There are women who walk around all day with their manicure/pedicure stuff in a large bowl, which they carry on their head of course. When someone calls to them they will cut, file, and paint (the ladies toenails) for roughly 50 cents. I used to cringe a little to think that several people every day had their nails done without these tools being washed, just a quick wipe on the woman’s skirt when she was finished. Oh and she doesn’t use toenail clippers, they use scissors. Now, I wonder if fungus has a harder time living here because of the heat or some other unknown reason as no one I’ve seen or met has had problems of this kind.

Then how can I forget to ponder the abnormally high number of children and adults who have herniated belly buttons. I wonder if it has to do with the way the belly button is cut after birth or if there is something else that causes this.

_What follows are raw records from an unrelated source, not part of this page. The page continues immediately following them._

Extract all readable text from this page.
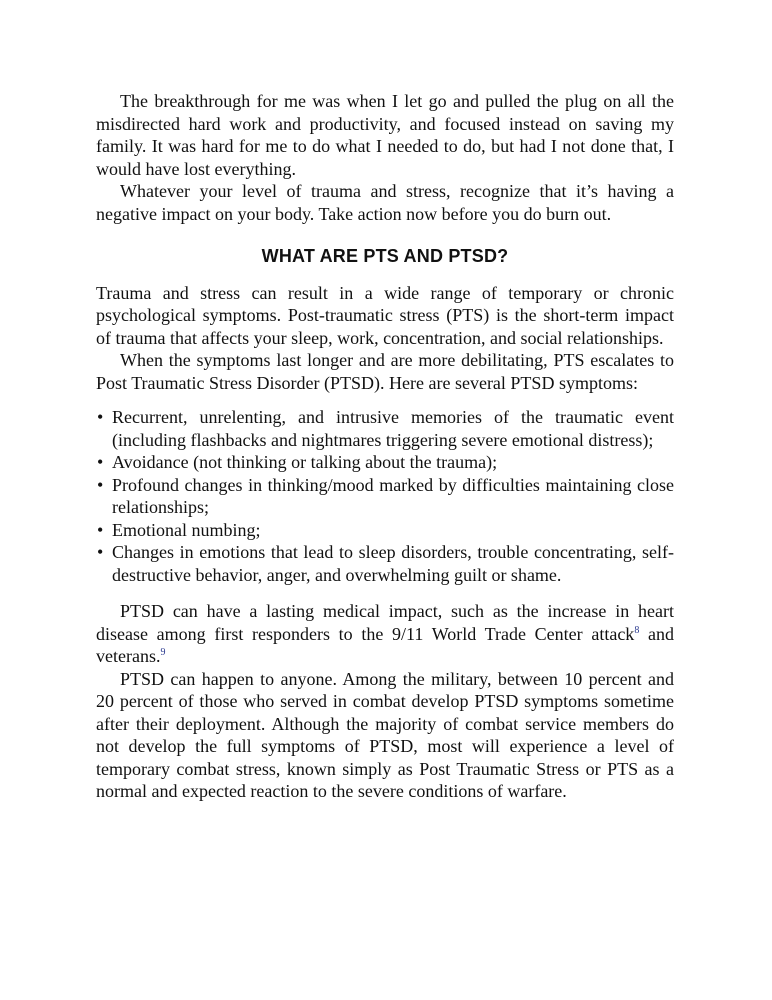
The breakthrough for me was when I let go and pulled the plug on all the misdirected hard work and productivity, and focused instead on saving my family. It was hard for me to do what I needed to do, but had I not done that, I would have lost everything.

Whatever your level of trauma and stress, recognize that it’s having a negative impact on your body. Take action now before you do burn out.

WHAT ARE PTS AND PTSD?

Trauma and stress can result in a wide range of temporary or chronic psychological symptoms. Post-traumatic stress (PTS) is the short-term impact of trauma that affects your sleep, work, concentration, and social relationships.

When the symptoms last longer and are more debilitating, PTS escalates to Post Traumatic Stress Disorder (PTSD). Here are several PTSD symptoms:

• Recurrent, unrelenting, and intrusive memories of the traumatic event (including flashbacks and nightmares triggering severe emotional distress);
• Avoidance (not thinking or talking about the trauma);
• Profound changes in thinking/mood marked by difficulties maintaining close relationships;
• Emotional numbing;
• Changes in emotions that lead to sleep disorders, trouble concentrating, self-destructive behavior, anger, and overwhelming guilt or shame.

PTSD can have a lasting medical impact, such as the increase in heart disease among first responders to the 9/11 World Trade Center attack$^8$ and veterans.$^9$

PTSD can happen to anyone. Among the military, between 10 percent and 20 percent of those who served in combat develop PTSD symptoms sometime after their deployment. Although the majority of combat service members do not develop the full symptoms of PTSD, most will experience a level of temporary combat stress, known simply as Post Traumatic Stress or PTS as a normal and expected reaction to the severe conditions of warfare.
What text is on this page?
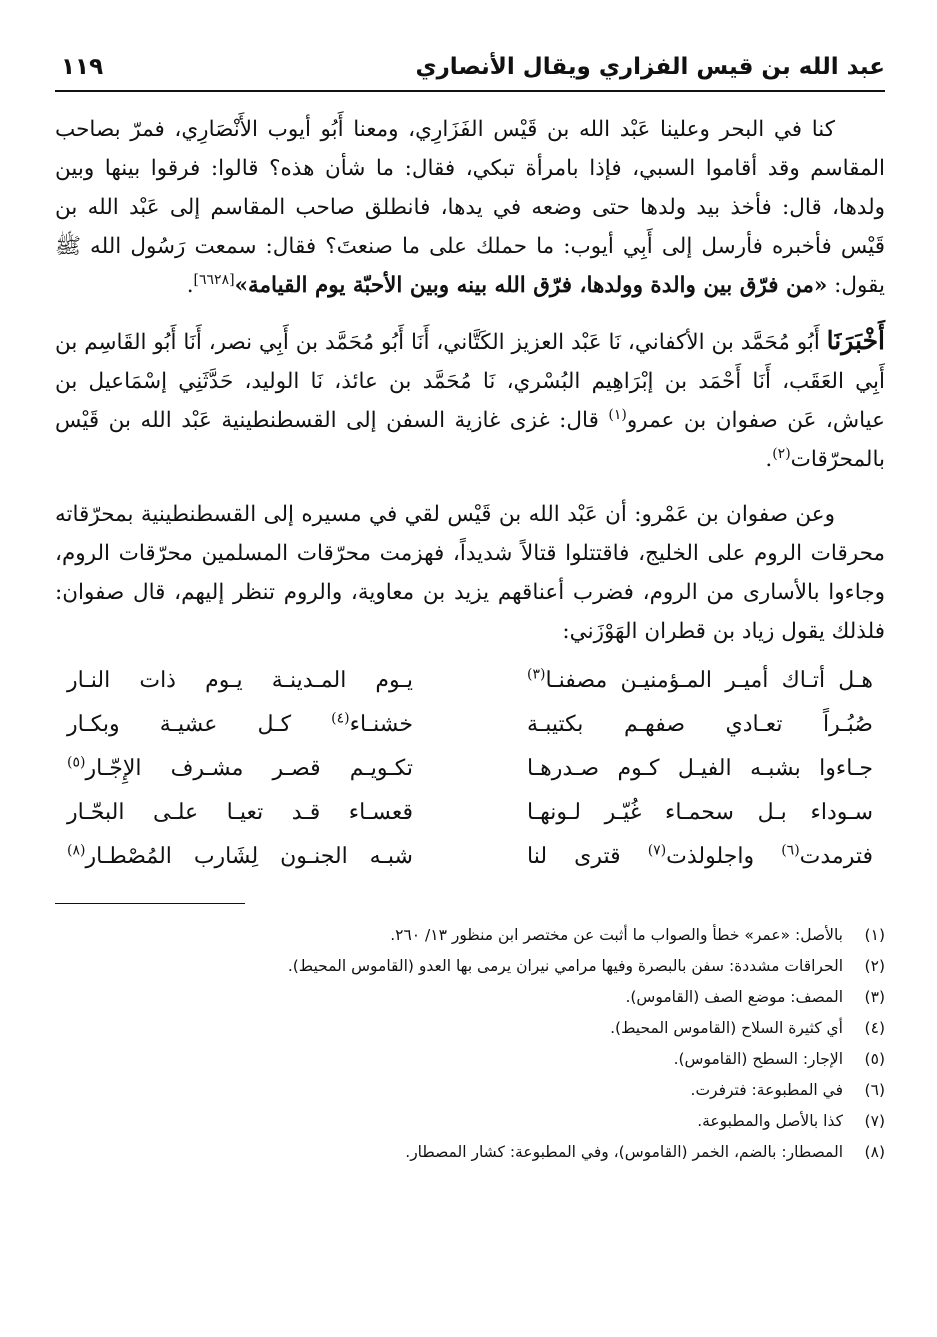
عبد الله بن قيس الفزاري ويقال الأنصاري
١١٩

كنا في البحر وعلينا عَبْد الله بن قَيْس الفَزَارِي، ومعنا أَبُو أيوب الأَنْصَارِي، فمرّ بصاحب المقاسم وقد أقاموا السبي، فإذا بامرأة تبكي، فقال: ما شأن هذه؟ قالوا: فرقوا بينها وبين ولدها، قال: فأخذ بيد ولدها حتى وضعه في يدها، فانطلق صاحب المقاسم إلى عَبْد الله بن قَيْس فأخبره فأرسل إلى أَبِي أيوب: ما حملك على ما صنعتَ؟ فقال: سمعت رَسُول الله ﷺ يقول: «من فرّق بين والدة وولدها، فرّق الله بينه وبين الأحبّة يوم القيامة»[٦٦٢٨].

أَخْبَرَنَا أَبُو مُحَمَّد بن الأكفاني، نَا عَبْد العزيز الكَتَّاني، أَنَا أَبُو مُحَمَّد بن أَبِي نصر، أَنَا أَبُو القَاسِم بن أَبِي العَقَب، أَنَا أَحْمَد بن إبْرَاهِيم البُسْري، نَا مُحَمَّد بن عائذ، نَا الوليد، حَدَّثَنِي إسْمَاعيل بن عياش، عَن صفوان بن عمرو$^{(١)}$ قال: غزى غازية السفن إلى القسطنطينية عَبْد الله بن قَيْس بالمحرّقات$^{(٢)}$.

وعن صفوان بن عَمْرو: أن عَبْد الله بن قَيْس لقي في مسيره إلى القسطنطينية بمحرّقاته محرقات الروم على الخليج، فاقتتلوا قتالاً شديداً، فهزمت محرّقات المسلمين محرّقات الروم، وجاءوا بالأسارى من الروم، فضرب أعناقهم يزيد بن معاوية، والروم تنظر إليهم، قال صفوان: فلذلك يقول زياد بن قطران الهَوْزَني:

هـل أتـاك أميـر المـؤمنيـن مصفنـا$^{(٣)}$
يـوم المـدينـة يـوم ذات النـار
صُبُـراً تعـادي صفهـم بكتيبـة
خشنـاء$^{(٤)}$ كـل عشيـة وبكـار
جـاءوا بشبـه الفيـل كـوم صـدرهـا
تكـويـم قصـر مشـرف الإِجّـار$^{(٥)}$
سـوداء بـل سحمـاء غُيّـر لـونهـا
قعسـاء قـد تعيـا علـى البحّـار
فترمدت$^{(٦)}$ واجلولذت$^{(٧)}$ قترى لنا
شبـه الجنـون لِشَارب المُصْطـار$^{(٨)}$
(١)
بالأصل: «عمر» خطأ والصواب ما أثبت عن مختصر ابن منظور ١٣/ ٢٦٠.
(٢)
الحراقات مشددة: سفن بالبصرة وفيها مرامي نيران يرمى بها العدو (القاموس المحيط).
(٣)
المصف: موضع الصف (القاموس).
(٤)
أي كثيرة السلاح (القاموس المحيط).
(٥)
الإجار: السطح (القاموس).
(٦)
في المطبوعة: فترفرت.
(٧)
كذا بالأصل والمطبوعة.
(٨)
المصطار: بالضم، الخمر (القاموس)، وفي المطبوعة: كشار المصطار.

I would say that it is close to 80% of children and 40% of adults here have them. No one seems to be concerned about this. I just hope that it doesn’t indicate other complications.

I have determined that Eway is a exceptionally general as in they don’t really have gender or pronouns. Then French has lots of feminine and masculine, and has pronouns but there is still a lot of generality and inference that leaves me with questions to specificity. One example was my friend, a French girl, was supposed to take this medicine from the pharmacy. She read the directions and they told her how to take it at the pharmacy but when I read the directions and warnings to her in English and explained she told me that she wasn’t told and didn’t read that she was to take it first thing in the morning and some other details. This is only one example of many. Then of course there is English. We are far too specific at times with this crazy English language. I think my brain has been warped from all the details and then the logical thinking that we have going on too. So it’s always fun to try to get details from my Togolese or French friends. Normally they give me the details I needed a day late, or better I will ask one question and they will tell me everything except the answer to my question. I don’t do so hot with that so I have been learning patience and humor in these moments.

Culturally there are many things that I could tell you about but when I first started dating my boyfriend I had a really hard time with our title. He would introduce me to his friends or family and he would call me his strong. Calling me his strong is the Eway word for wife or husband (one word for both wife and husband). I had a huge problem with that. He explained at least a hundred times that even though we were not married, in Togo when you are no longer a child and you have a girlfriend or boyfriend you just say wife or husband. I’m even called “Richard’s wife” by the children who live in his apartment building when I enter the gate or as I climb the stairs as they see me going to visit Richard. Again I look at how I’ve changed because I now have no problem with this and I’ve even been caught calling him my husband at times. Please don’t worry, I’m not married, or living with him.